The table below outline the various inputs that were used for the creation of the energy model using the two different software, DesignBuilder and cove.tool.
|Total Building Area||109891 sqft||109891 sqft|
|Above Grade Wall Construction||Steel Framed Walls U-Values:0.05||Steel Framed Walls U-Values:0.05|
|Roof Construction||Metal deck with R-40 Insulation U-Value:0.025||Metal deck with R-40 Insulation U-Value:0.025|
|Below Grade Wall Construction||CMU Wall with R-40 Insulation C-0.024||CMU Wall with R-40 Insulation C-0.024|
|External Glazing||Heating: 68 F Heating Setback: 60 F Cooling: 76 F Cooling Setback: 82 F||Heating: 68 F Heating Setback: 60 F Cooling: 76 F Cooling Setback: 82 F|
|External Glazing||Vision Glazing U-Value:0.3 SHGC: 0.22 Fritted Glazing U-Value:0.3 SHGC: 0.08 Above Ground Glazing Ratio 40.0%Canopy with Fins, Automatic blinds.||Vision Glazing U-Value:0.3 SHGC: 0.22 Fritted Glazing U-Value:0.3 SHGC: 0.08 Above Ground Glazing Ratio 40.0%Canopy with Fins, Automatic blinds.|
|Lighting||Whole building [W/sqft]: 1.5||Whole building [W/sqft]: 1.5|
|Lighting Sensors||Occupancy sensors [10% credit] Daylight harvesting||Occupancy sensors [Partial] Daylight harvesting|
|Zone HVAC||Variable Air Volume||Variable Air Volume with Water Heating and Cooling Distribution|
|Outdoor air||37000 CFM||37000 CFM|
|DHW||200 Gal/Day||200 Gal/Day|
|Heat Recovery||Heat recovery with 60% Effectiveness for all units||Heat Exchange Plate|
When running the same model on the two different software the following observation about the energy use were made.

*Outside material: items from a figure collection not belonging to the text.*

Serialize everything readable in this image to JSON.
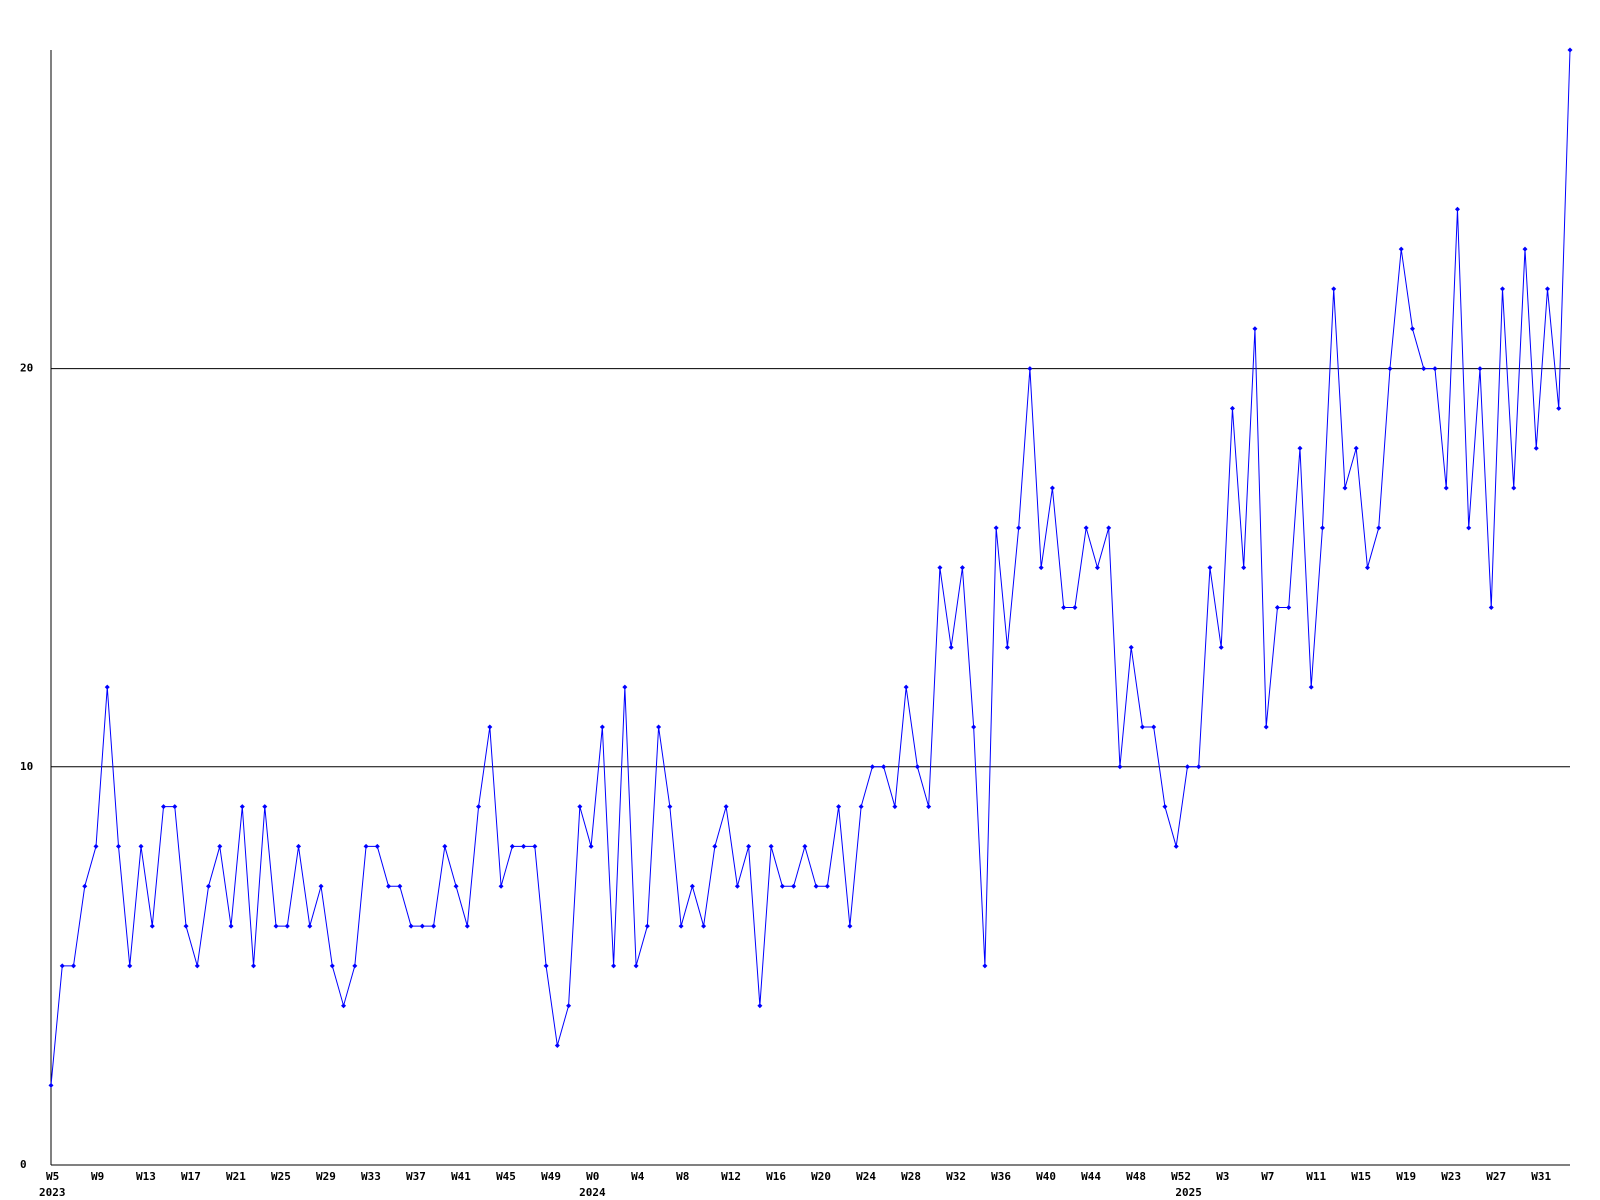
{
  "chart_data": {
    "type": "line",
    "categories": [
      "W5",
      null,
      null,
      null,
      "W9",
      null,
      null,
      null,
      "W13",
      null,
      null,
      null,
      "W17",
      null,
      null,
      null,
      "W21",
      null,
      null,
      null,
      "W25",
      null,
      null,
      null,
      "W29",
      null,
      null,
      null,
      "W33",
      null,
      null,
      null,
      "W37",
      null,
      null,
      null,
      "W41",
      null,
      null,
      null,
      "W45",
      null,
      null,
      null,
      "W49",
      null,
      null,
      null,
      "W0",
      null,
      null,
      null,
      "W4",
      null,
      null,
      null,
      "W8",
      null,
      null,
      null,
      "W12",
      null,
      null,
      null,
      "W16",
      null,
      null,
      null,
      "W20",
      null,
      null,
      null,
      "W24",
      null,
      null,
      null,
      "W28",
      null,
      null,
      null,
      "W32",
      null,
      null,
      null,
      "W36",
      null,
      null,
      null,
      "W40",
      null,
      null,
      null,
      "W44",
      null,
      null,
      null,
      "W48",
      null,
      null,
      null,
      "W52",
      null,
      null,
      null,
      "W3",
      null,
      null,
      null,
      "W7",
      null,
      null,
      null,
      "W11",
      null,
      null,
      null,
      "W15",
      null,
      null,
      null,
      "W19",
      null,
      null,
      null,
      "W23",
      null,
      null,
      null,
      "W27",
      null,
      null,
      null,
      "W31",
      null,
      null,
      null
    ],
    "category_groups": [
      "2023",
      null,
      null,
      null,
      null,
      null,
      null,
      null,
      null,
      null,
      null,
      null,
      null,
      null,
      null,
      null,
      null,
      null,
      null,
      null,
      null,
      null,
      null,
      null,
      null,
      null,
      null,
      null,
      null,
      null,
      null,
      null,
      null,
      null,
      null,
      null,
      null,
      null,
      null,
      null,
      null,
      null,
      null,
      null,
      null,
      null,
      null,
      null,
      "2024",
      null,
      null,
      null,
      null,
      null,
      null,
      null,
      null,
      null,
      null,
      null,
      null,
      null,
      null,
      null,
      null,
      null,
      null,
      null,
      null,
      null,
      null,
      null,
      null,
      null,
      null,
      null,
      null,
      null,
      null,
      null,
      null,
      null,
      null,
      null,
      null,
      null,
      null,
      null,
      null,
      null,
      null,
      null,
      null,
      null,
      null,
      null,
      null,
      null,
      null,
      null,
      null,
      "2025",
      null,
      null,
      null,
      null,
      null,
      null,
      null,
      null,
      null,
      null,
      null,
      null,
      null,
      null,
      null,
      null,
      null,
      null,
      null,
      null,
      null,
      null,
      null,
      null,
      null,
      null,
      null,
      null,
      null,
      null,
      null,
      null,
      null,
      null
    ],
    "series": [
      {
        "color": "#0000ff",
        "values": [
          2,
          5,
          5,
          7,
          8,
          12,
          8,
          5,
          8,
          6,
          9,
          9,
          6,
          5,
          7,
          8,
          6,
          9,
          5,
          9,
          6,
          6,
          8,
          6,
          7,
          5,
          4,
          5,
          8,
          8,
          7,
          7,
          6,
          6,
          6,
          8,
          7,
          6,
          9,
          11,
          7,
          8,
          8,
          8,
          5,
          3,
          4,
          9,
          8,
          11,
          5,
          12,
          5,
          6,
          11,
          9,
          6,
          7,
          6,
          8,
          9,
          7,
          8,
          4,
          8,
          7,
          7,
          8,
          7,
          7,
          9,
          6,
          9,
          10,
          10,
          9,
          12,
          10,
          9,
          15,
          13,
          15,
          11,
          5,
          16,
          13,
          16,
          20,
          15,
          17,
          14,
          14,
          16,
          15,
          16,
          10,
          13,
          11,
          11,
          9,
          8,
          10,
          10,
          15,
          13,
          19,
          15,
          21,
          11,
          14,
          14,
          18,
          12,
          16,
          22,
          17,
          18,
          15,
          16,
          20,
          23,
          21,
          20,
          20,
          17,
          24,
          16,
          20,
          14,
          22,
          17,
          23,
          18,
          22,
          19,
          28
        ]
      }
    ],
    "ylim": [
      0,
      28
    ],
    "yticks": [
      0,
      10,
      20
    ],
    "grid": true
  }
}
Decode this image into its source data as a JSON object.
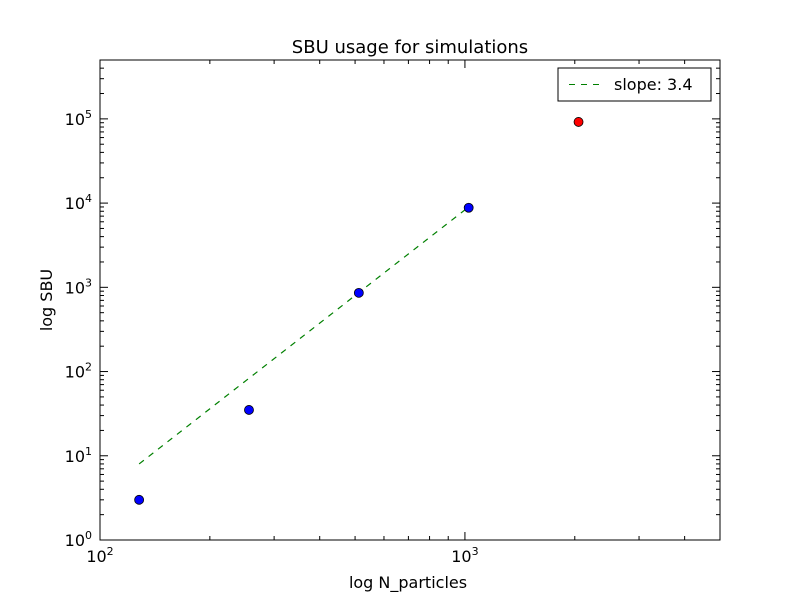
{
  "chart_data": {
    "type": "scatter",
    "title": "SBU usage for simulations",
    "xlabel": "log  N_particles",
    "ylabel": "log  SBU",
    "xscale": "log",
    "yscale": "log",
    "xlim": [
      100,
      5000
    ],
    "ylim": [
      1,
      500000
    ],
    "grid": false,
    "legend_position": "top-right",
    "x_ticks": [
      {
        "value": 100,
        "base": "10",
        "exp": "2"
      },
      {
        "value": 1000,
        "base": "10",
        "exp": "3"
      }
    ],
    "y_ticks": [
      {
        "value": 1,
        "base": "10",
        "exp": "0"
      },
      {
        "value": 10,
        "base": "10",
        "exp": "1"
      },
      {
        "value": 100,
        "base": "10",
        "exp": "2"
      },
      {
        "value": 1000,
        "base": "10",
        "exp": "3"
      },
      {
        "value": 10000,
        "base": "10",
        "exp": "4"
      },
      {
        "value": 100000,
        "base": "10",
        "exp": "5"
      }
    ],
    "points": [
      {
        "x": 128,
        "y": 3,
        "color": "#0000ff"
      },
      {
        "x": 256,
        "y": 35,
        "color": "#0000ff"
      },
      {
        "x": 512,
        "y": 860,
        "color": "#0000ff"
      },
      {
        "x": 1024,
        "y": 8800,
        "color": "#0000ff"
      },
      {
        "x": 2048,
        "y": 92000,
        "color": "#ff0000"
      }
    ],
    "fit_line": {
      "label": "slope: 3.4",
      "color": "#008000",
      "style": "dashed",
      "x": [
        128,
        1024
      ],
      "y": [
        8,
        9000
      ]
    }
  }
}
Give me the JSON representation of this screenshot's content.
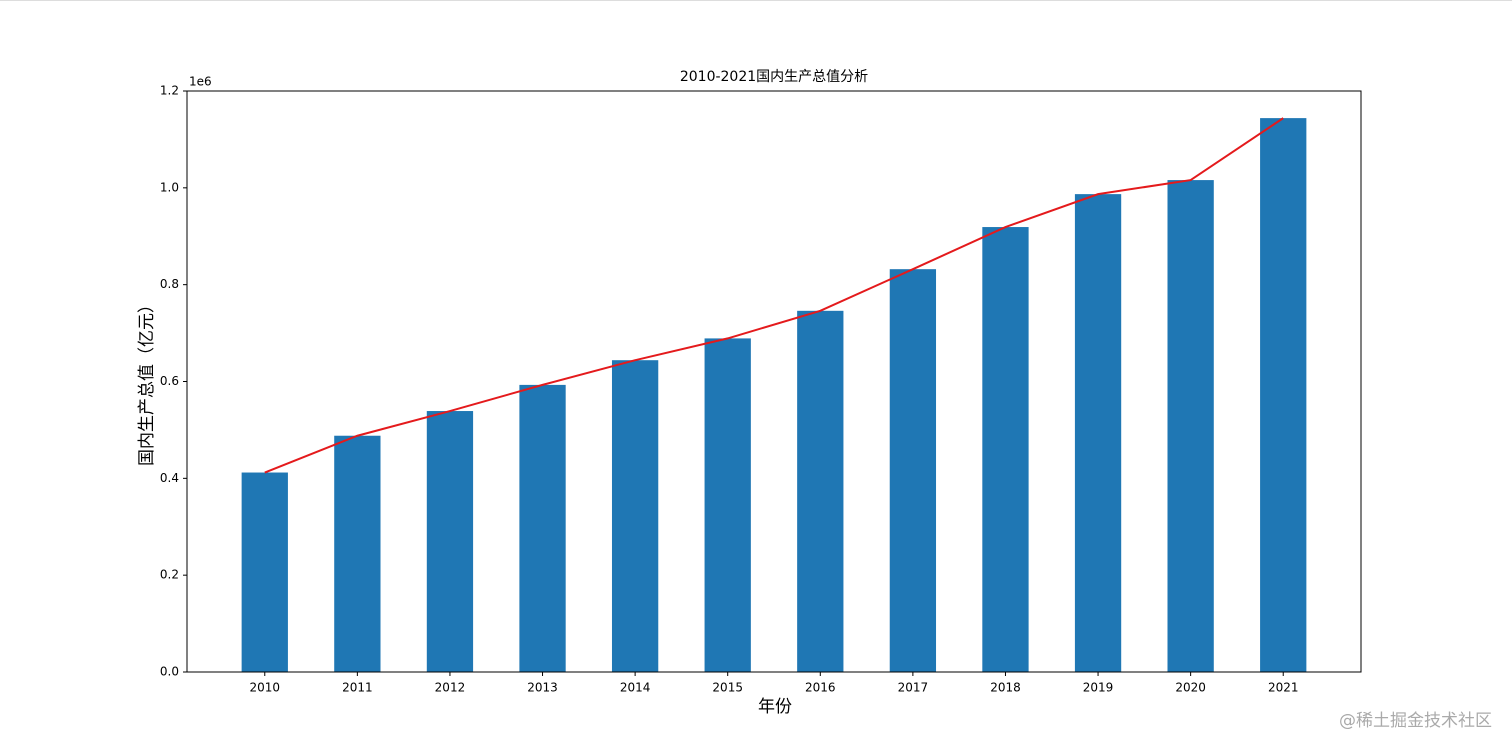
{
  "chart_data": {
    "type": "bar",
    "title": "2010-2021国内生产总值分析",
    "x_label": "年份",
    "y_label": "国内生产总值（亿元）",
    "y_offset_label": "1e6",
    "categories": [
      "2010",
      "2011",
      "2012",
      "2013",
      "2014",
      "2015",
      "2016",
      "2017",
      "2018",
      "2019",
      "2020",
      "2021"
    ],
    "values": [
      0.412,
      0.488,
      0.539,
      0.593,
      0.644,
      0.689,
      0.746,
      0.832,
      0.919,
      0.987,
      1.016,
      1.144
    ],
    "color": "#1f77b4",
    "line": true,
    "line_color": "#e41a1c",
    "ylim": [
      0,
      1.2
    ],
    "yticks": [
      {
        "value": 0,
        "label": "0.0"
      },
      0.2,
      0.4,
      0.6,
      0.8,
      {
        "value": 1,
        "label": "1.0"
      },
      1.2
    ],
    "grid": false
  },
  "watermark": "@稀土掘金技术社区"
}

Running the two models, there was very little surprise that the equipment, lighting and hot water loads matched exactly between cove.tool and DesignBuilder since they use the same methodology for the calculation. The heating, cooling, fan and pump loads can sometimes vary between an early stage parametric modeling software and a detailed HVAC sizing simulation. Despite these change, overall both the models suggested similar outputs, varying by approx. 2 EUI.
On the whole, it is important to remember the purpose of running the model. No energy model can give the designer, engineer or owner a prediction of the future, but good models can certainly help making better choices through the design process. It is for the purposes of enhanced decision making, that cove.tool becomes not vital to every project.